Frankly, even with Democrats in control of the House and Senate all I see ahead of us is work, work, work. When Bush's Republican "yes men" controlled Congress, we could chant, rant, wail, and rail about all the horrible abuses, the laws, the lies, the deceit. But we were absolved of doing more because our representative's efforts accounted for didly. Now we've got a scant 730 days (much less if you account for congressional recesses) to undo the damage of Bu$hCo's 6 year assault on the Constitution, and it doesn't look like we're going to get much help from the Democratic leadership.

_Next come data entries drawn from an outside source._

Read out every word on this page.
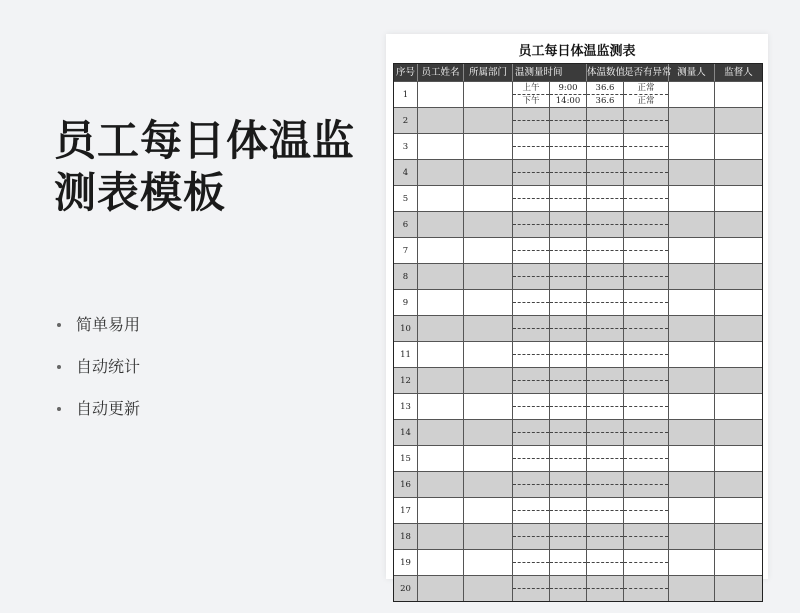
员工每日体温监
测表模板
简单易用
自动统计
自动更新
员工每日体温监测表
序号 员工姓名 所属部门 温测量时间	体温数值
是否有异常 测量人	监督人
1
上午
下午
9:00
14:00
36.6
36.6
正常
正常
2
3
4
5
6
7
8
9
10
11
12
13
14
15
16
17
18
19
20
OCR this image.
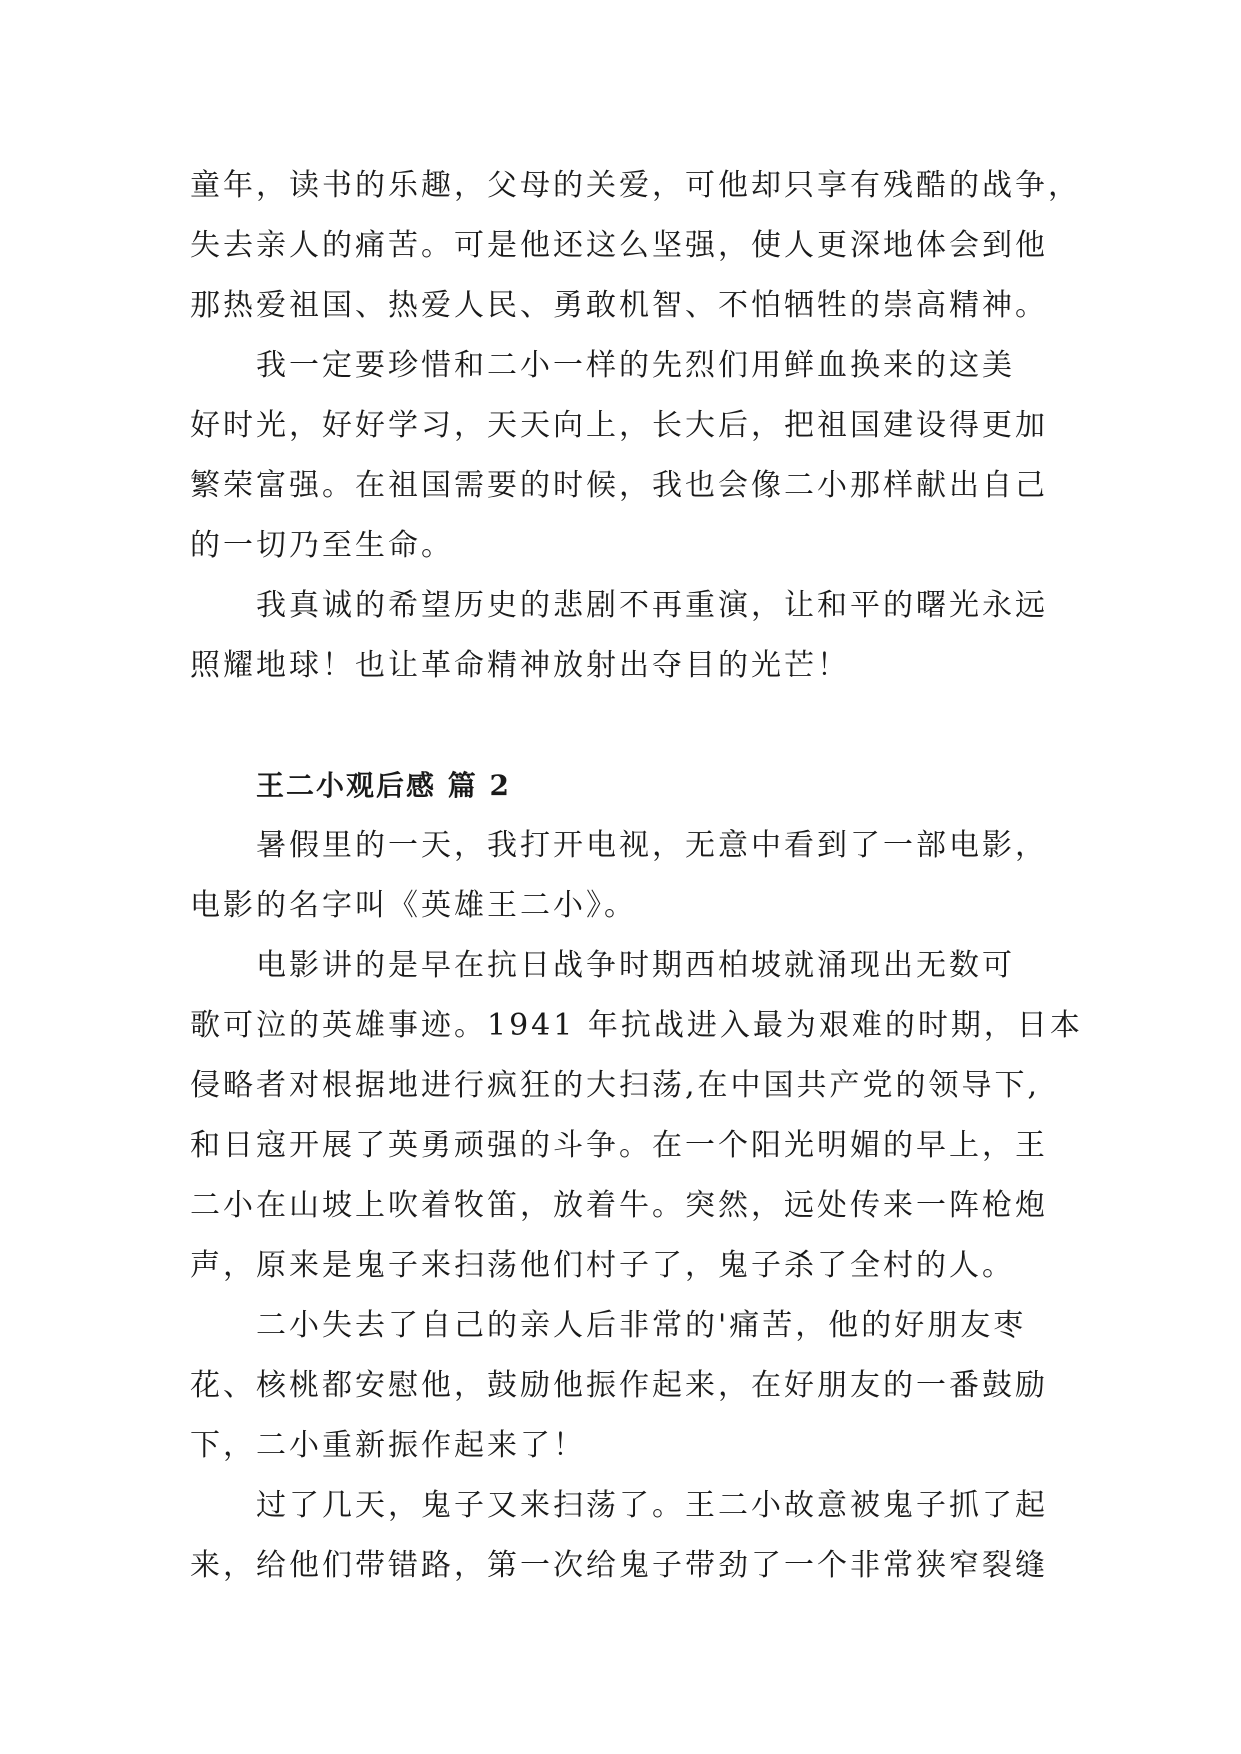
童年，读书的乐趣，父母的关爱，可他却只享有残酷的战争，
失去亲人的痛苦。可是他还这么坚强，使人更深地体会到他
那热爱祖国、热爱人民、勇敢机智、不怕牺牲的崇高精神。

我一定要珍惜和二小一样的先烈们用鲜血换来的这美
好时光，好好学习，天天向上，长大后，把祖国建设得更加
繁荣富强。在祖国需要的时候，我也会像二小那样献出自己
的一切乃至生命。

我真诚的希望历史的悲剧不再重演，让和平的曙光永远
照耀地球！也让革命精神放射出夺目的光芒！

王二小观后感 篇 2

暑假里的一天，我打开电视，无意中看到了一部电影，
电影的名字叫《英雄王二小》。

电影讲的是早在抗日战争时期西柏坡就涌现出无数可
歌可泣的英雄事迹。1941 年抗战进入最为艰难的时期，日本
侵略者对根据地进行疯狂的大扫荡,在中国共产党的领导下,
和日寇开展了英勇顽强的斗争。在一个阳光明媚的早上，王
二小在山坡上吹着牧笛，放着牛。突然，远处传来一阵枪炮
声，原来是鬼子来扫荡他们村子了，鬼子杀了全村的人。

二小失去了自己的亲人后非常的'痛苦，他的好朋友枣
花、核桃都安慰他，鼓励他振作起来，在好朋友的一番鼓励
下，二小重新振作起来了！

过了几天，鬼子又来扫荡了。王二小故意被鬼子抓了起
来，给他们带错路，第一次给鬼子带劲了一个非常狭窄裂缝
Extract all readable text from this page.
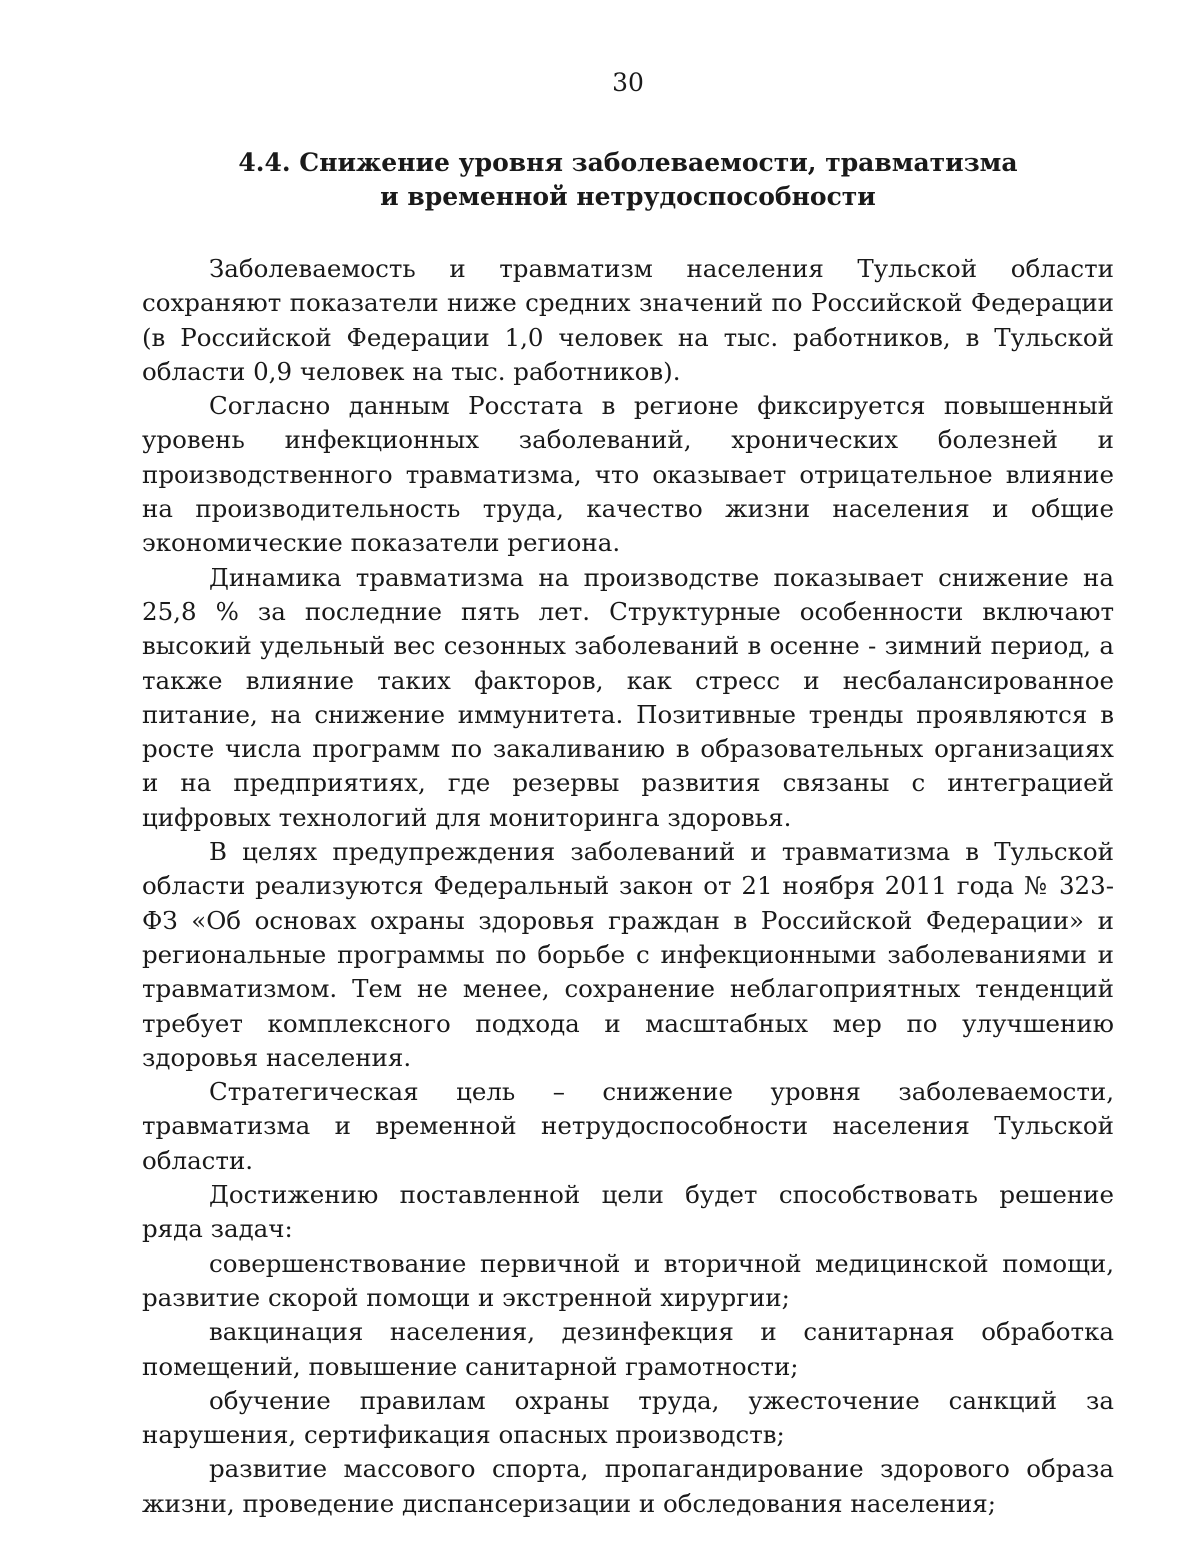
30
4.4. Снижение уровня заболеваемости, травматизма
и временной нетрудоспособности

Заболеваемость и травматизм населения Тульской области сохраняют показатели ниже средних значений по Российской Федерации (в Российской Федерации 1,0 человек на тыс. работников, в Тульской области 0,9 человек на тыс. работников).

Согласно данным Росстата в регионе фиксируется повышенный уровень инфекционных заболеваний, хронических болезней и производственного травматизма, что оказывает отрицательное влияние на производительность труда, качество жизни населения и общие экономические показатели региона.

Динамика травматизма на производстве показывает снижение на 25,8 % за последние пять лет. Структурные особенности включают высокий удельный вес сезонных заболеваний в осенне - зимний период, а также влияние таких факторов, как стресс и несбалансированное питание, на снижение иммунитета. Позитивные тренды проявляются в росте числа программ по закаливанию в образовательных организациях и на предприятиях, где резервы развития связаны с интеграцией цифровых технологий для мониторинга здоровья.

В целях предупреждения заболеваний и травматизма в Тульской области реализуются Федеральный закон от 21 ноября 2011 года № 323-ФЗ «Об основах охраны здоровья граждан в Российской Федерации» и региональные программы по борьбе с инфекционными заболеваниями и травматизмом. Тем не менее, сохранение неблагоприятных тенденций требует комплексного подхода и масштабных мер по улучшению здоровья населения.

Стратегическая цель – снижение уровня заболеваемости, травматизма и временной нетрудоспособности населения Тульской области.

Достижению поставленной цели будет способствовать решение ряда задач:

совершенствование первичной и вторичной медицинской помощи, развитие скорой помощи и экстренной хирургии;

вакцинация населения, дезинфекция и санитарная обработка помещений, повышение санитарной грамотности;

обучение правилам охраны труда, ужесточение санкций за нарушения, сертификация опасных производств;

развитие массового спорта, пропагандирование здорового образа жизни, проведение диспансеризации и обследования населения;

And what about the Great Confabulator, Bush? Well true to form, he's locking himself into a course of action that will put him squarely at odds with 75% of Americans. He continues to violate the constitutional separation of powers by making de facto law with illegal signing statements. Did you know that the executive has now granted itself the power to open and read your snail mail, anytime, for almost any reason, without a warrant? (Check out the second to last paragraph.)

Yes sir! Being powerless sucks, but having your party back in power without the cojones to affect real change is going to suck a whole lot more. We can't let that happen. Time to roll up our sleeves and kick some Democratic ass!